Our last solution had a cubic time complexity: O(N^3).

One iteration for the length of the list O(N), inside another iteration for the length of the list O(N^2), inside the inner loop, we copied a sub-list: O(N^3).

Let’s optimize using an important concept: We don’t always need to create every possible outcome to know what’s best.

Do we need to make every sub-list? No! We can visit each value within the list and keep a running tally of sums.

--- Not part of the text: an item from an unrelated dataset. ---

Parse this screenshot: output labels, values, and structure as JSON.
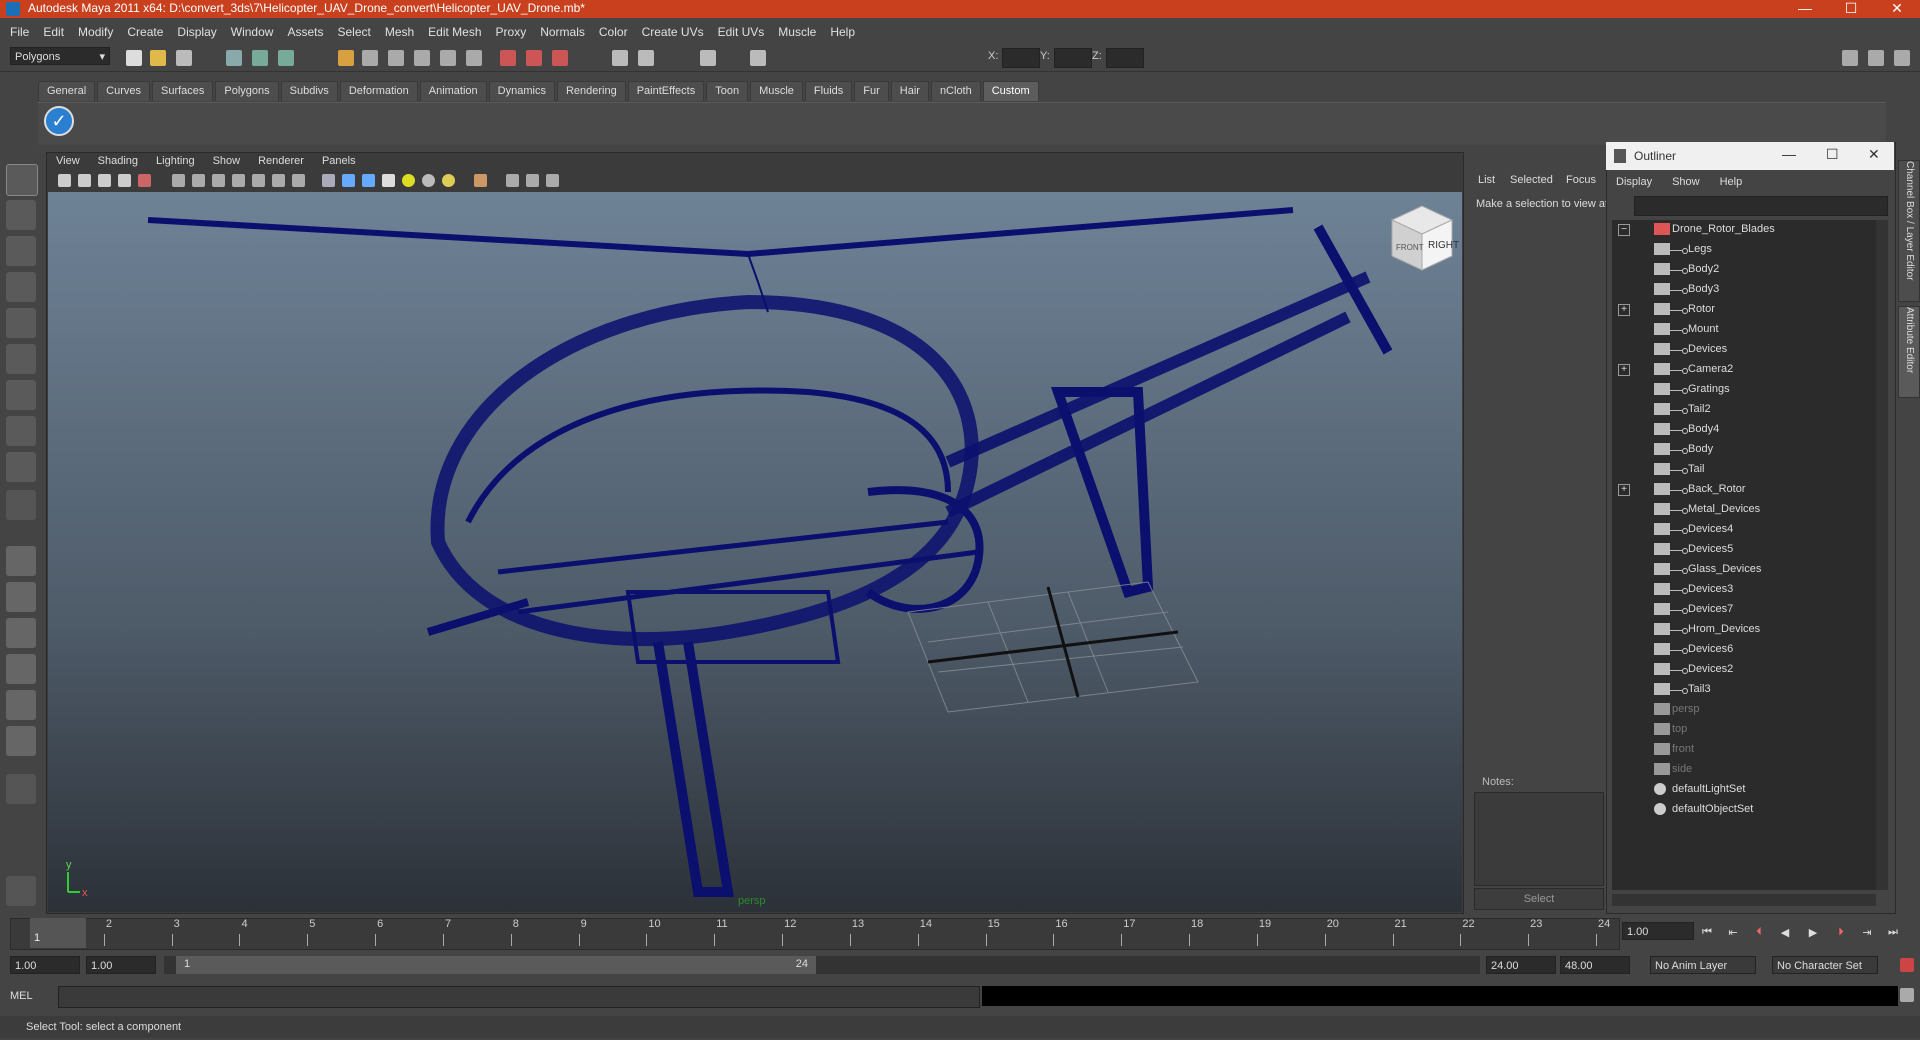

Let’s see what information we can gather in a single pass:

# <> will mark the current element
nums = [1, -7, 2, 15, -11, 2]
most_seen = 0
current_max_sub_sum = 0

[<1>, -7, 2, 15, -11, 2]
most_seen = 1
current_max_sub_sum = 1

[1, <-7>, 2, 15, -11, 2]
most_seen = 1
current_max_sub_sum = -6

# our sum is negative
# anything positive which comes after
# will be better without this "sub-list"
# reset current max to 0!

current_max_sub_sum = 0

[1, -7, <2>, 15, -11, 2]
most_seen = 2
current_max_sub_sum = 2

[1, -7, 2, <15>, -11, 2]
most_seen = 17
current_max_sub_sum = 17

[1, -7, 2, 15, <-11>, 2]
most_seen = 17
current_max_sub_sum = 6

# current sum went down, but not negative
# no need to reset!

[1, -7, 2, 15, -11, <2>]
most_seen = 17
current_max_sub_sum = 8

Moving through the list just once is sufficient to find the maximum contiguous sub-sum.